Just over a week ago I released a big karmic, beautiful, hard, exhausting chapter. On the lunar new year I let go of one version of me and a dream once dreamt. This was a huge decision to make on my own and after making the decision to let it go the universe didn’t just so kindly sweep it away, no I sat in the void for 4 months of contracts, unknowns, and a frigid winter. I knew the last thing I wanted to do was live off grid at that home through winter and with the way contracts did and didn’t play out - that’s just what was in store for me. To be with the last thing I wanted to do. To be stretched and strengthened, to death doula every facet of that chapter. To risk aloneness and what comes with that, to ask for help beyond my comfort zone of asking. To be devoted to the fire and still sit in discomfort as the winter temps drop below zero. It was an initiation in my capacity to tend something so fully, to my emotional bandwidth and sacrifice to responsibility.
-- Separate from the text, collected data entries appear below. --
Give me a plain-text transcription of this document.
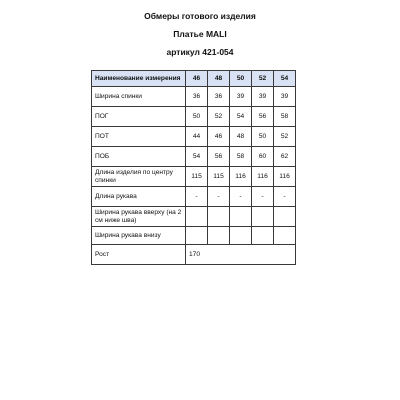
Обмеры готового изделия
Платье MALI
артикул 421-054
Наименование измерения	46	48	50	52	54
Ширина спинки	36	36	39	39	39
ПОГ	50	52	54	56	58
ПОТ	44	46	48	50	52
ПОБ	54	56	58	60	62
Длина изделия по центру спинки	115	115	116	116	116
Длина рукава	-	-	-	-	-
Ширина рукава вверху (на 2 см ниже шва)					
Ширина рукава внизу					
Рост	170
What that land ended up holding and catapulting in my life was beyond what I had imagined when deciding to purchase it. Instead it held the unraveling of a relationship and path I once gripped tightly to. It held the actualization of what my heart desires, how I want to co create, the comforts I wish to have. All through the path of trial and error which I seem to choose in this life. In that choosing I have found over and over an embodied knowing in which that sometimes exhausting path makes to all worth it.
I write this today from my next chapter, still a cabin witch, tucked on the edge of the forest, warmed by the fire. So much looks the same and yet absolutely everything is different. I feel my energy returning and the stream of creativity that was once tangled in hardship detangle. There’s so much more I could and may say but for now this is where I land, matched with the cycle of seasons, coming back to life after a good season of death.